It’s 2007, the world is in a multi year commodity bull run led by China’s insatiable demand to construct now what we know as Highways to nowhere. Fuelled by higher share prices and soaring profits, Tata Steel acquires Corus, the UK Steel major. Hindalco acquires Novelis, another major global alumina giant.
It was anticipated that China’s rise at the breakneck speed of almost 10% per annum is the new normal. All major commodities, ferrous and non ferrous traded at lifetime highs. The music was getting louder and the party seemed unstoppable.
Come the 2010s, the world is still reeling under the aftermath of the global financial Crisis and the China story is shaky. People are beginning to whisper of a hard landing in China, metal stocks are down and both the deals which were touted as arrival of India on the world stage are now being found wanting!
It took Tata Steel almost a decade plus to cross its highs made at the top of 2007 bull run and for the entire period, most metal stocks were shunned altogether by investors. This is typical of all deals done at the top of the metal cycle. What I believe and sense is that the end of the current bull run in metals might not be too far away..
Recently, Holcim announced its intention to dispose of it’s stake in Ambuja and ACC at the tentative deal valuation north of $10B. This was followed by media reports claiming interests from JSW group and Adani group to bring the cement companies under their fold. What is interesting is that JSW plans to fund part of the deal by mortgaging some of it’s stake in JSW Steel and JSW Enegery, both shares trading at decadal highs, fuelled by this post Covid commodity dream run.
History rhymes, if not repeats itself. The stocks of old economy stocks such as Steel, cement etc were shunned by investors for almost a decade before making a splendid comeback in the latter half of 2020. Experts are lining up to urge the public to allot major parts of their portfolios to metal stocks as they promise rising profits and higher dividends.
Once the cycle turns sour, the profitability of metal and all commodity stocks goes down sharply as most of them have very high fixed operating costs and margins vary wildly based on current market prices of the underlying commodity. Like it or not, the deals are done mostly at the top of the cycle because that’s when balance sheets look strong, it’s de-leveraged and analysts are more likely to assign a higher EV-EBITDA valuation.
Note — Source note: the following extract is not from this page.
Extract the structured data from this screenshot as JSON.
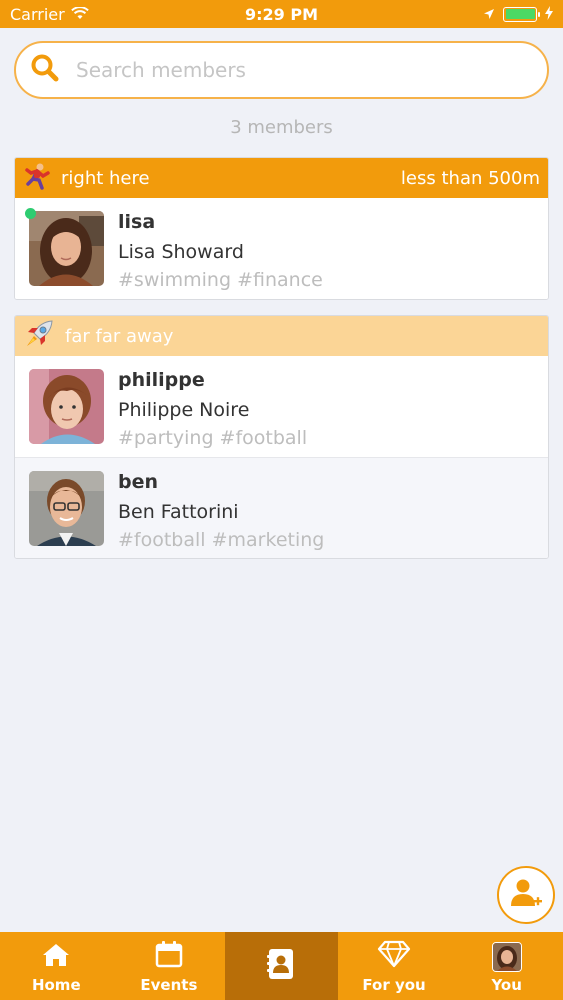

Howard Marks has highlighted this in his fantastic book Mastering the Market Cycle. It’s illuminating to see how investors are extremely greedy at the top of the cycle and horrified at the bottom. The key in investing is to be the opposite – be fearful when others are greedy and be extremely greedy when others are running for cover.
It’s going to be very interesting to see how this story unfolds!